By and large I have preferred to address my criticisms and feelings to him directly instead of engaging in public pie fights or trying to persuade others to my point of view. I don’t enjoy pie fights, and I haven’t wanted others to share my point of view, since I am not an optimistic man but a compassionate one, and I didn’t want my contagion to spread.
On June 13 I received an email from Mary J. Brooke in the White House Office of Records Management. She informed me that the President appreciated my email of February 27 and that he had handwritten a response. She asked how I would like to receive it (the handwritten original, of course!) and included an attachment of the scanned response. I was surprised. I don’t think I ever believed he would actually read an email that I sent, since he doubtless receives thousands if not millions a day.
But he did, and here is what he wrote back:
I read your letter, and regret your disappointment. Perhaps from your vantage point it looks like I’ve betrayed working people. From my vantage point, we’ve rescued the country from a Great Depression, saved the auto industry, passed health care reform, strengthened financial oversight, ended the war in Iraq, ended Don’t Ask Don’t Tell, reversed eight years of anti-labor and anti-environmental regulation, expanded student aid to millions of young people, made the largest investment in clean energy in our history, and started enforcing our civil rights laws again. And this all in the face of an intransigent opposition.
Have we gotten everything we want? No. But that’s not how a democracy works. So rather than give up hope, I’d suggest you stay involved and keep working with like minded folks to bring about a fairer, more prosperous America.
What the hell had I written?

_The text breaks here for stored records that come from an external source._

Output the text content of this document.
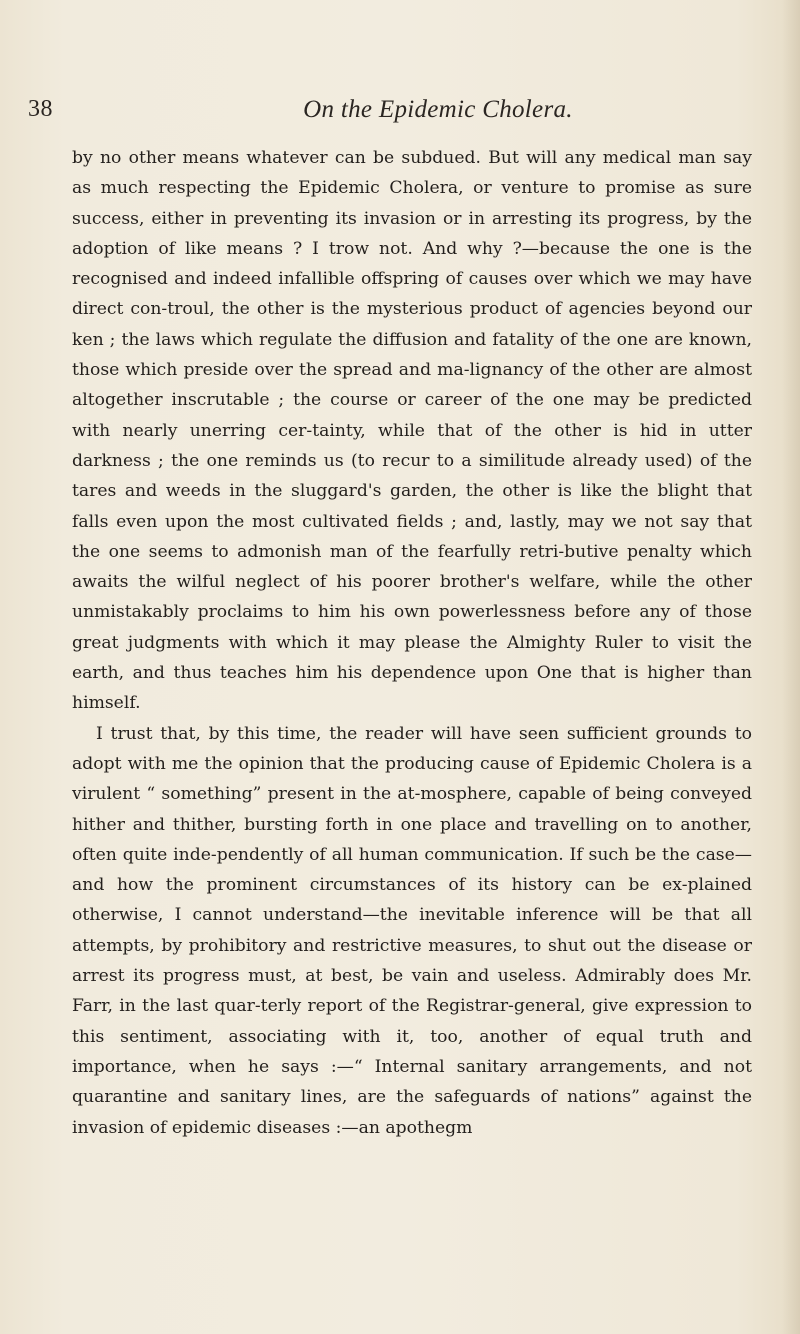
38	On the Epidemic Cholera.

by no other means whatever can be subdued. But will any medical man say as much respecting the Epidemic Cholera, or venture to promise as sure success, either in preventing its invasion or in arresting its progress, by the adoption of like means ? I trow not. And why ?—because the one is the recognised and indeed infallible offspring of causes over which we may have direct con-troul, the other is the mysterious product of agencies beyond our ken ; the laws which regulate the diffusion and fatality of the one are known, those which preside over the spread and ma-lignancy of the other are almost altogether inscrutable ; the course or career of the one may be predicted with nearly unerring cer-tainty, while that of the other is hid in utter darkness ; the one reminds us (to recur to a similitude already used) of the tares and weeds in the sluggard's garden, the other is like the blight that falls even upon the most cultivated fields ; and, lastly, may we not say that the one seems to admonish man of the fearfully retri-butive penalty which awaits the wilful neglect of his poorer brother's welfare, while the other unmistakably proclaims to him his own powerlessness before any of those great judgments with which it may please the Almighty Ruler to visit the earth, and thus teaches him his dependence upon One that is higher than himself.

I trust that, by this time, the reader will have seen sufficient grounds to adopt with me the opinion that the producing cause of Epidemic Cholera is a virulent “ something” present in the at-mosphere, capable of being conveyed hither and thither, bursting forth in one place and travelling on to another, often quite inde-pendently of all human communication. If such be the case— and how the prominent circumstances of its history can be ex-plained otherwise, I cannot understand—the inevitable inference will be that all attempts, by prohibitory and restrictive measures, to shut out the disease or arrest its progress must, at best, be vain and useless. Admirably does Mr. Farr, in the last quar-terly report of the Registrar-general, give expression to this sentiment, associating with it, too, another of equal truth and importance, when he says :—“ Internal sanitary arrangements, and not quarantine and sanitary lines, are the safeguards of nations” against the invasion of epidemic diseases :—an apothegm
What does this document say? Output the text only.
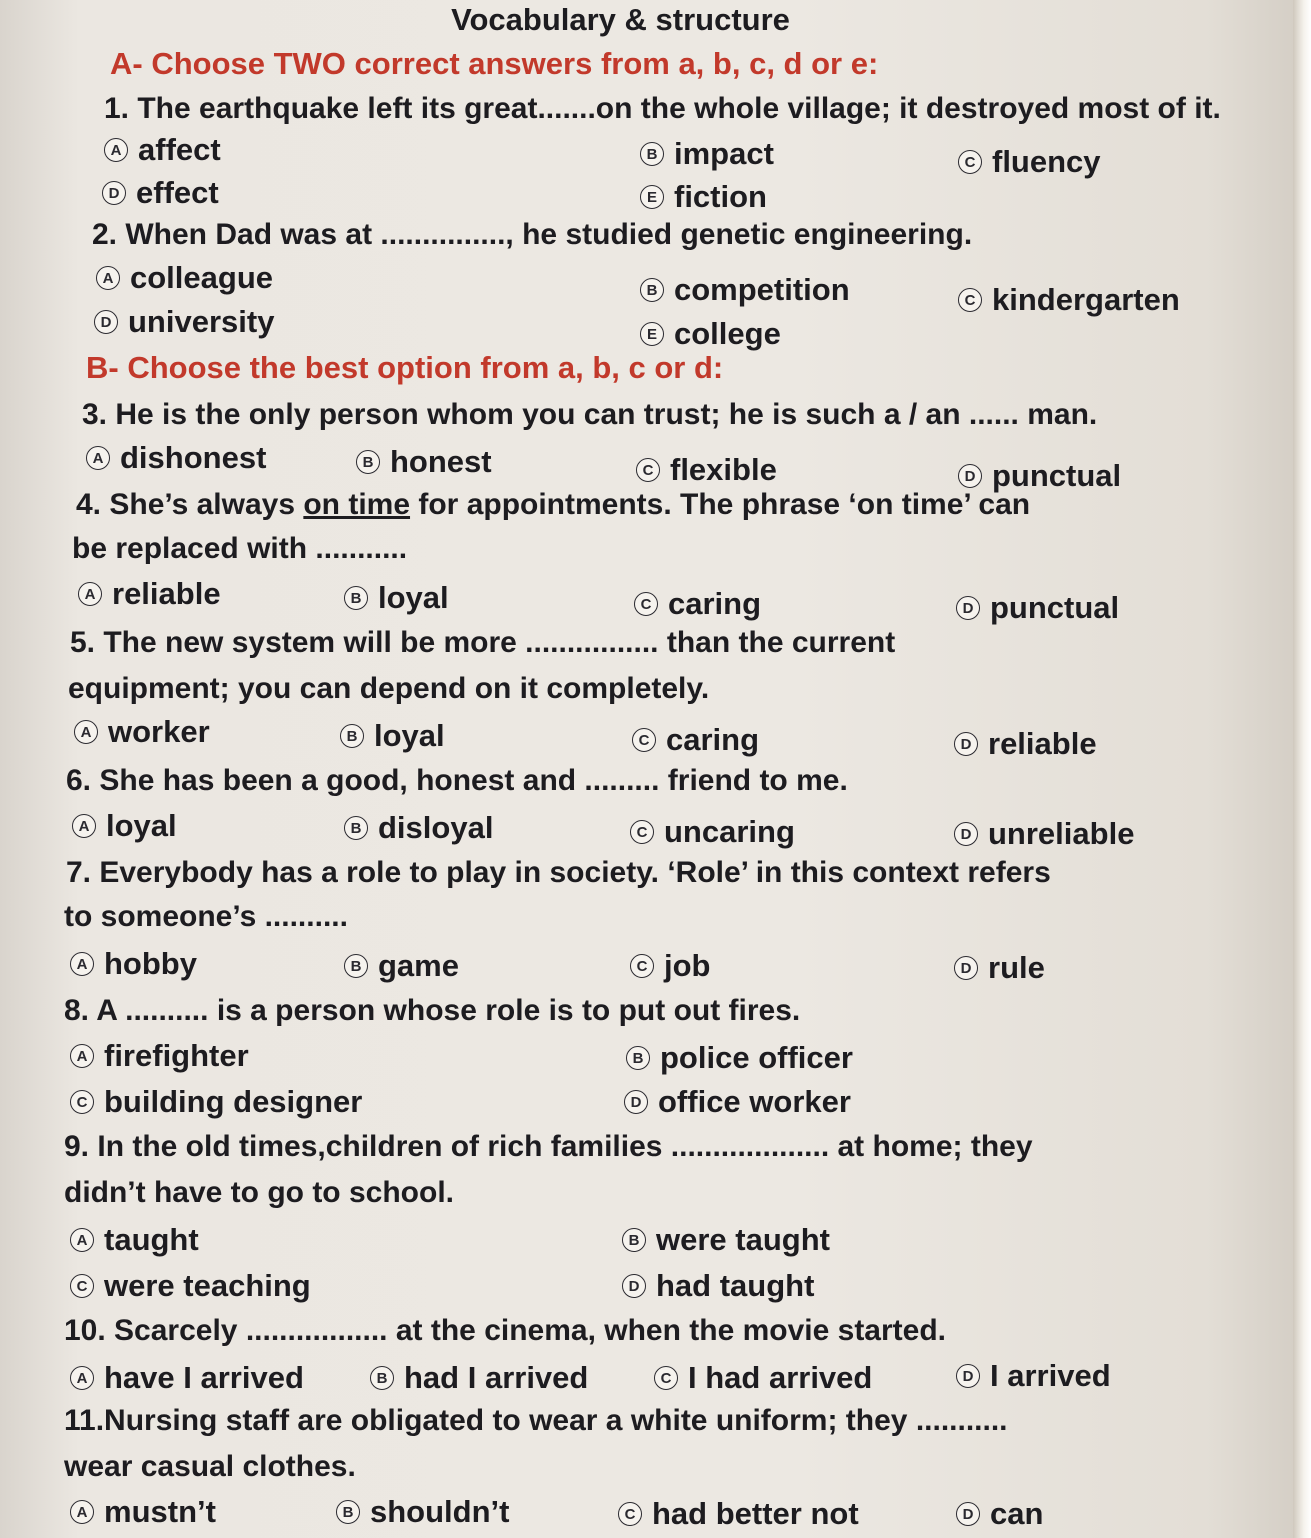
Vocabulary & structure
A- Choose TWO correct answers from a, b, c, d or e:
1. The earthquake left its great.......on the whole village; it destroyed most of it.
A affect	B impact	C fluency
D effect	E fiction
2. When Dad was at ..............., he studied genetic engineering.
A colleague	B competition	C kindergarten
D university	E college
B- Choose the best option from a, b, c or d:
3. He is the only person whom you can trust; he is such a / an ...... man.
A dishonest	B honest	C flexible	D punctual
4. She’s always on time for appointments. The phrase ‘on time’ can
be replaced with ...........
A reliable	B loyal	C caring	D punctual
5. The new system will be more ................ than the current
equipment; you can depend on it completely.
A worker	B loyal	C caring	D reliable
6. She has been a good, honest and ......... friend to me.
A loyal	B disloyal	C uncaring	D unreliable
7. Everybody has a role to play in society. ‘Role’ in this context refers
to someone’s ..........
A hobby	B game	C job	D rule
8. A .......... is a person whose role is to put out fires.
A firefighter	B police officer
C building designer	D office worker
9. In the old times,children of rich families ................... at home; they
didn’t have to go to school.
A taught	B were taught
C were teaching	D had taught
10. Scarcely ................. at the cinema, when the movie started.
A have I arrived	B had I arrived	C I had arrived	D I arrived
11.Nursing staff are obligated to wear a white uniform; they ...........
wear casual clothes.
A mustn’t	B shouldn’t	C had better not	D can
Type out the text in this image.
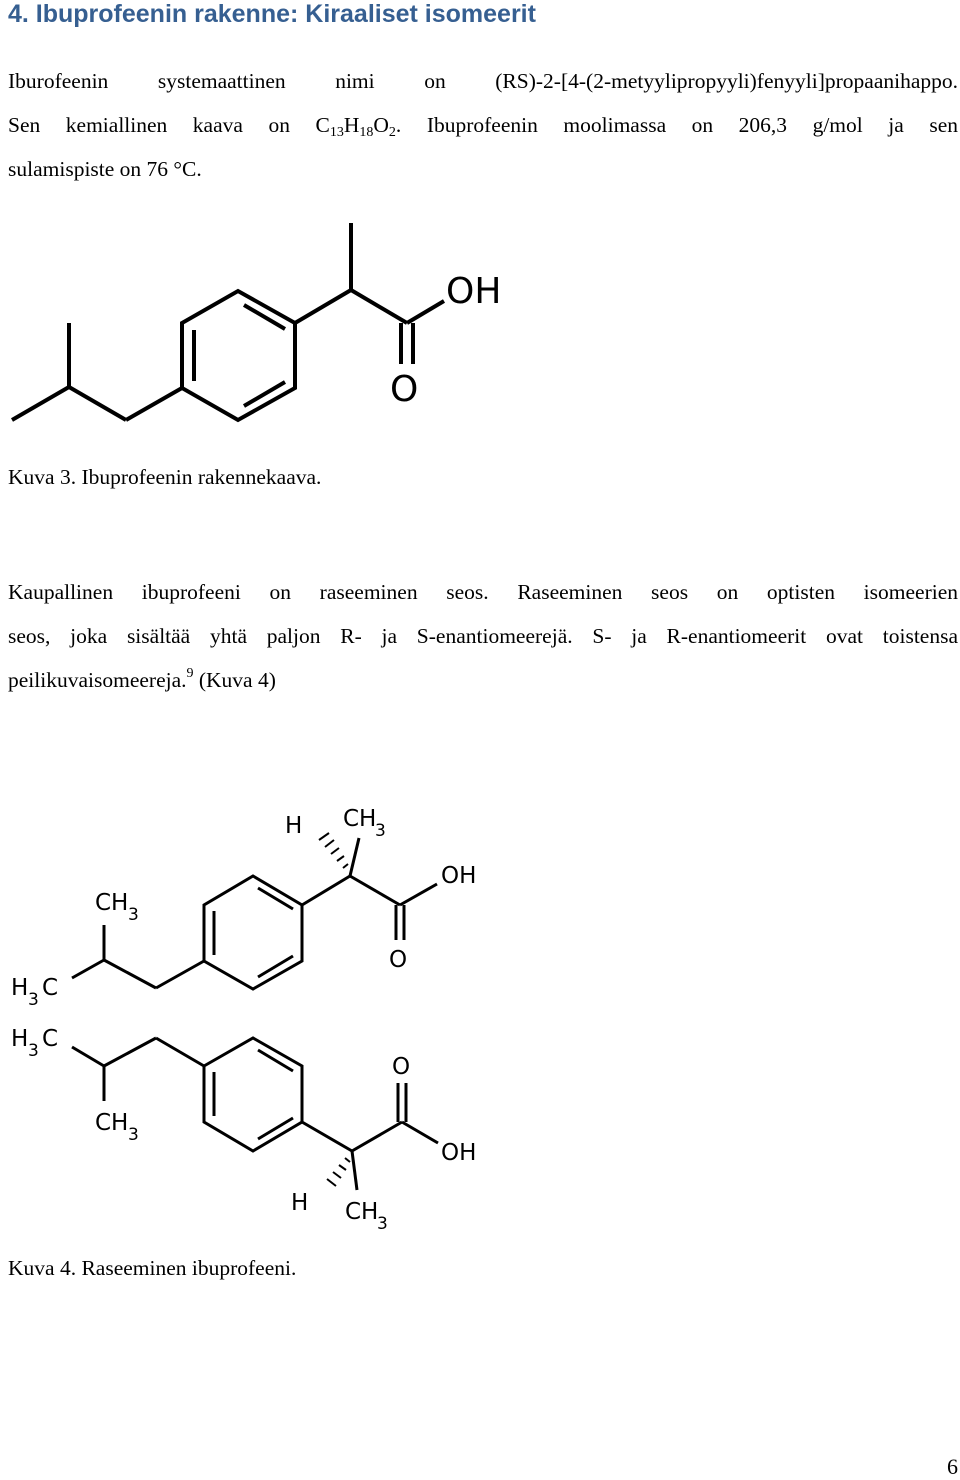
4. Ibuprofeenin rakenne: Kiraaliset isomeerit

Iburofeenin systemaattinen nimi on (RS)-2-[4-(2-metyylipropyyli)fenyyli]propaanihappo.
Sen kemiallinen kaava on $C_{13}H_{18}O_2$. Ibuprofeenin moolimassa on 206,3 g/mol ja sen
sulamispiste on 76 °C.

OH
O

Kuva 3. Ibuprofeenin rakennekaava.

Kaupallinen ibuprofeeni on raseeminen seos. Raseeminen seos on optisten isomeerien
seos, joka sisältää yhtä paljon R- ja S-enantiomeerejä. S- ja R-enantiomeerit ovat toistensa
peilikuvaisomeereja.$^9$ (Kuva 4)

H CH
3
OH
O
CH 3
H 3 C
H CH
3
OH
O
CH 3
H 3 C

Kuva 4. Raseeminen ibuprofeeni.

6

This:
I continue to be dismayed and depressed by your unflinching fealty to the plutocrats on Wall Street and for the way your policies affirm right-wing narratives. I can't tell you how much of a disappointment you've been. Are you better than McCain would have been? Sure. But that's a pretty low bar.
Hope is dead for me. I no longer look for my life or the lives of other working Americans to improve, nor for you to take to heart the disappointment of your erstwhile supporters. You are enabling the renewed ascent of the right with your "bipartisan" shtick, your apparently sincerely held neoliberal economics, and your stable of Wall Street boys, savvy businessmen all, to be sure. The latest manifestation is your plan for the housing finance system. Hooray for Wall Street, right? The market is awesome, right? Although it doesn't look like that to us out here. We actually expected to see some of those bastards who wrecked the world economy in jail by now, not pulling down record bonuses. But what do we know? Well, we know that, Democrat or Republican, the rich get richer and the workers get screwed. That's the reality that we know.
It's not surprising that you can't be bothered to give more than limp-wristed support to the workers protesting a right-wing power grab in Wisconsin. I didn't really expect anything more.
Having read his response I can’t say that on re-reading my email I was proud of what I had written, particularly the wounded, peevish tone. I honestly expressed my response to the arc of his Presidency, to then developing events in Wisconsin, and to how low I was and am over my own slide to the brink of destitution, where I teeter today. But I felt small, and I regretted that nowhere in the one thing he’ll probably ever read from me did any respect for him or any appreciation I have for the difficulties and limitations of his job come through. It wasn’t that I disowned what I had written him (I don't) or that I had stumbled on some new well-spring of hope (I haven't), so much as that I felt embarrassed by how personal my email was. But then maybe that’s why it got shunted from staff to the President himself. I don’t know.
In the end, though, what I can’t argue with is his conclusion: “stay involved and keep working with like minded folks to bring about a fairer, more prosperous America.” That's hard to do when one feels hopeless, but in a democracy there really isn’t any other way.
12:04 PM PT: First time on the rec list. Thanks, everybody.